Global exchanges operating here already meet these requirements, which means their onboarding flows are built to a higher standard. When they expand into regions with looser regulations, they don’t need to redesign their flows — their systems are already compliant with stricter APAC norms.

So APAC effectively sets a global benchmark. Companies standardized here carry those standards with them to the rest of the world.

What APAC’s Digital Identity Shift Means for Users and Crypto Builders

Can stronger verification rules still protect user anonymity in crypto ecosystems?

From a legal perspective, users often expect full anonymity when they enter the blockchain ecosystem. When licensed platforms require KYC, they may feel the ecosystem is moving away from decentralization.

But the scale of fraud in crypto shows why regulators — from the U.S. to Hong Kong — now require exchanges to identify end users. This is a welcome step in building a safer ecosystem. Transparency is becoming a regulatory necessity.

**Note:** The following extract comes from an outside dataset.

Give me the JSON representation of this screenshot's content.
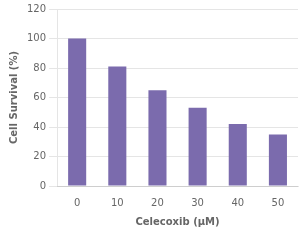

Whether stronger verification can preserve anonymity in the long term is more of a technical than a legal question. But regulators are clearly pushing toward identifiable users to reduce fraud.

What should new crypto and DeFi startups do in 2026 to prepare for deepfake-driven regulation and digital identity risks?

A startup should build an AI-powered digital identity system from day one. With experience in payments and exchanges, I know how difficult it is for young companies to build these systems internally, especially for cross-border operations.

It’s more practical to partner with specialized identity-verification providers like Sumsub, who have the technical capacity to meet regulatory standards and detect deepfake-driven fraud. Building such capabilities internally is costly and complex.

Regulators closely watch crypto platforms. Failures in AML or KYC can result in severe penalties. We saw India’s largest payments company lose its license and more than 100 million users, due to AML/KYC violations. My advice to startups is: focus on your core technology, and rely on experienced compliance providers for identity and onboarding.

Will users eventually have one reusable global digital ID, or will digital identity remain fragmented?

A global reusable KYC ID — a single digital identity used across services — is something many teams around the world are working toward. Conceptually, I believe it should happen.

But not in the next ten years. Countries need shared privacy rules, aligned regulations, and interoperable technology before such a system can exist. Trust between jurisdictions is a major barrier.

At the moment, I can’t use my Singapore ID to access services in India. I still need separate identities. A unified global framework will take time and collaboration among governments before it becomes a reality.